Hopefully you get your comments e-mailed to you since I think I hear crickets chirping around your blog!!!

Hope you're doing well! Just wanted to thank you for your recent comment on my blog!!! Missing your posts...but I totally get that you are busy with unpacking and getting settled!

Sandra said...

19 comments, it seems you are loved and were missed.
That is one interesting story though. My husband has such a fear of natural disasters, he'd be the first one patting you on the back for selling your house and moving away.
PS: I love your blog header about the kids being out of diapers before you get into them! Very clever!

fortysomethingfirsttimemum said...

Delighted to have found you through Java and the never too old blog hop!
I too am a fotysomething first time mum. I had my little boy three moths off my 42nd birthday and at 44 am still hoping for another. Some think I am selfish, some think I am brave, but I think I am neither!
Following your blog now
Claire
http://www.fortysomethingfirsttimemum.blogspot.com
http://www.casquetofgems.blogspot.com
http://www.everydayverses.blogspot.com

The Mother said...

I have never figured out how any mom with young kids manages to find time to blog.

I grew up in Texas Tornado Alley. We hid under the pool table a lot.

Now I live far more in flood territory, although we do get tornados on occasion.

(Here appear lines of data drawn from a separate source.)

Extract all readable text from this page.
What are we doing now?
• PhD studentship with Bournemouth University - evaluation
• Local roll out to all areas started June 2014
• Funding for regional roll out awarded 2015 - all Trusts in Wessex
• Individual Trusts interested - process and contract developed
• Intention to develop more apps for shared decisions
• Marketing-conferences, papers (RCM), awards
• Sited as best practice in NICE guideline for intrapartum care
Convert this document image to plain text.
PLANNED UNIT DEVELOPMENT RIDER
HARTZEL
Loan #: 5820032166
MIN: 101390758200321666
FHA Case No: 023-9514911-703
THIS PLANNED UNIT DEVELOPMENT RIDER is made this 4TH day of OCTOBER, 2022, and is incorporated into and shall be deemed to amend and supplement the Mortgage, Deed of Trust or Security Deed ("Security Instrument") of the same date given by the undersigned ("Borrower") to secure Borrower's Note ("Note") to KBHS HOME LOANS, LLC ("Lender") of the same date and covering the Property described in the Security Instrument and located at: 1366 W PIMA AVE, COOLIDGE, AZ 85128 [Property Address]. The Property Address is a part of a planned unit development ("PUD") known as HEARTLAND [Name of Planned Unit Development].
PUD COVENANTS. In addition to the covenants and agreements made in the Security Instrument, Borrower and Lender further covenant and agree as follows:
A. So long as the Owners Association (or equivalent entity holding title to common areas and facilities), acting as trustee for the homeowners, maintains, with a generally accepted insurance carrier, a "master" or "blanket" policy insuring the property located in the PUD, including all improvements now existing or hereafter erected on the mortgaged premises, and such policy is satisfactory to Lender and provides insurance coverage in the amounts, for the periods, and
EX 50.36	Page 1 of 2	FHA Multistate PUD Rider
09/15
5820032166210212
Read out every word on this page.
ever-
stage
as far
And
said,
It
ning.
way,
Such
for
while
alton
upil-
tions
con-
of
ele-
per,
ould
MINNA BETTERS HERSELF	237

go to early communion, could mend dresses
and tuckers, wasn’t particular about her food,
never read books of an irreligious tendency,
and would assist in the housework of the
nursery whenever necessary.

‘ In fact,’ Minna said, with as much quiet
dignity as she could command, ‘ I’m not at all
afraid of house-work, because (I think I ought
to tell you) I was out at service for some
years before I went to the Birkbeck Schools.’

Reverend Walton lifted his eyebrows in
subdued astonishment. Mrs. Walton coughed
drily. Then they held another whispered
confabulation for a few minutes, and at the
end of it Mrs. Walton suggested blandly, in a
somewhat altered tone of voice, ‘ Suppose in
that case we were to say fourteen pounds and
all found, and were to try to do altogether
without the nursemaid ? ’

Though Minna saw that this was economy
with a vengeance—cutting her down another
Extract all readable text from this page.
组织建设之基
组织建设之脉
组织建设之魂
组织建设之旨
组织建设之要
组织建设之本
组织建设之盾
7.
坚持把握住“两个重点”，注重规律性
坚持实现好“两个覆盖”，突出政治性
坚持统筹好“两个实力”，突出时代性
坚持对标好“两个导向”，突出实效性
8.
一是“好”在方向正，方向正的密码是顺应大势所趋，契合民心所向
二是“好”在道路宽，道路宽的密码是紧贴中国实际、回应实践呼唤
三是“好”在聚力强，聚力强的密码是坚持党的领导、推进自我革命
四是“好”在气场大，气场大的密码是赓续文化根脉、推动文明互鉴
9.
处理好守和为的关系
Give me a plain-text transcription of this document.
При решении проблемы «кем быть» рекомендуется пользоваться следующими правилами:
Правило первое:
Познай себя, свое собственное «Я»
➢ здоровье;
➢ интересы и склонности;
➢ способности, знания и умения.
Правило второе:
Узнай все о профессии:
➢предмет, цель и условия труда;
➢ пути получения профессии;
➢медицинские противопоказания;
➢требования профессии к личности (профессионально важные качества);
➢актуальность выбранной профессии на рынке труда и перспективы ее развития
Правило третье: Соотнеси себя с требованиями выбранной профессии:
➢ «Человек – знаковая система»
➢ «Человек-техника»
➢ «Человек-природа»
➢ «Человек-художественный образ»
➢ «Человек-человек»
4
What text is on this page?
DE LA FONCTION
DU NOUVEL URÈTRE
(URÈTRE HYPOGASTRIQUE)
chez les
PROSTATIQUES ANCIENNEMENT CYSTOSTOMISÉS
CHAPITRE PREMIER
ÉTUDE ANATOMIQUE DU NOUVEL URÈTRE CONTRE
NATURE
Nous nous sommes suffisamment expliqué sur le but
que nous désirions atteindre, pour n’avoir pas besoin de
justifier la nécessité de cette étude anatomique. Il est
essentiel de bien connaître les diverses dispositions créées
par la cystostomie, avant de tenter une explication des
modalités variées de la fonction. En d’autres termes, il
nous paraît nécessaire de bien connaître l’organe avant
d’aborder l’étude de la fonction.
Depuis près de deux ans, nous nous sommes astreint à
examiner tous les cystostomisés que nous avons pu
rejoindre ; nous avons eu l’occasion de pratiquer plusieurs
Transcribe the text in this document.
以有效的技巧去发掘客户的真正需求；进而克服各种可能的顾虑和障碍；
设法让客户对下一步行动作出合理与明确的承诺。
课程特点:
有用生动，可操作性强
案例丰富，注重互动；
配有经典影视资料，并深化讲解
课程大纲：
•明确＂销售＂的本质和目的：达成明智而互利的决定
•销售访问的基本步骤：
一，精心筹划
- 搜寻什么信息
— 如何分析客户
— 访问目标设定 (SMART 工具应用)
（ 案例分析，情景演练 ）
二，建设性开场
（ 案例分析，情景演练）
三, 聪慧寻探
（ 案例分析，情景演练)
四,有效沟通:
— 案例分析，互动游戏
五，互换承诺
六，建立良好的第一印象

California, however, has to deal with earthquakes--so I guess you just really can't get past nature, no matter where you live.

Linda said...

New follower from "Over 40"

Hello, and excuse me for saying..OMG!
3 small children at the age of 48?
I bow down to you my friend! lol

Sending Hugs your way!
Linda

Thursday's Child said...

I'm still here! Of course, I'm obviously really up on my blog reading since I'm posting this comment more than 2 months after this post of yours. LOL

The Empress said...

Just haunting you, seeing if you're around, and missing you...

The Empress said...

Just checking back again...wondering how you are.

xo

gracefully50.com said...

Oh my gosh...I'm exhausted just reading this post. Your sense of humor is wonderful. Glad to have found your blog thru Never Growing Old list.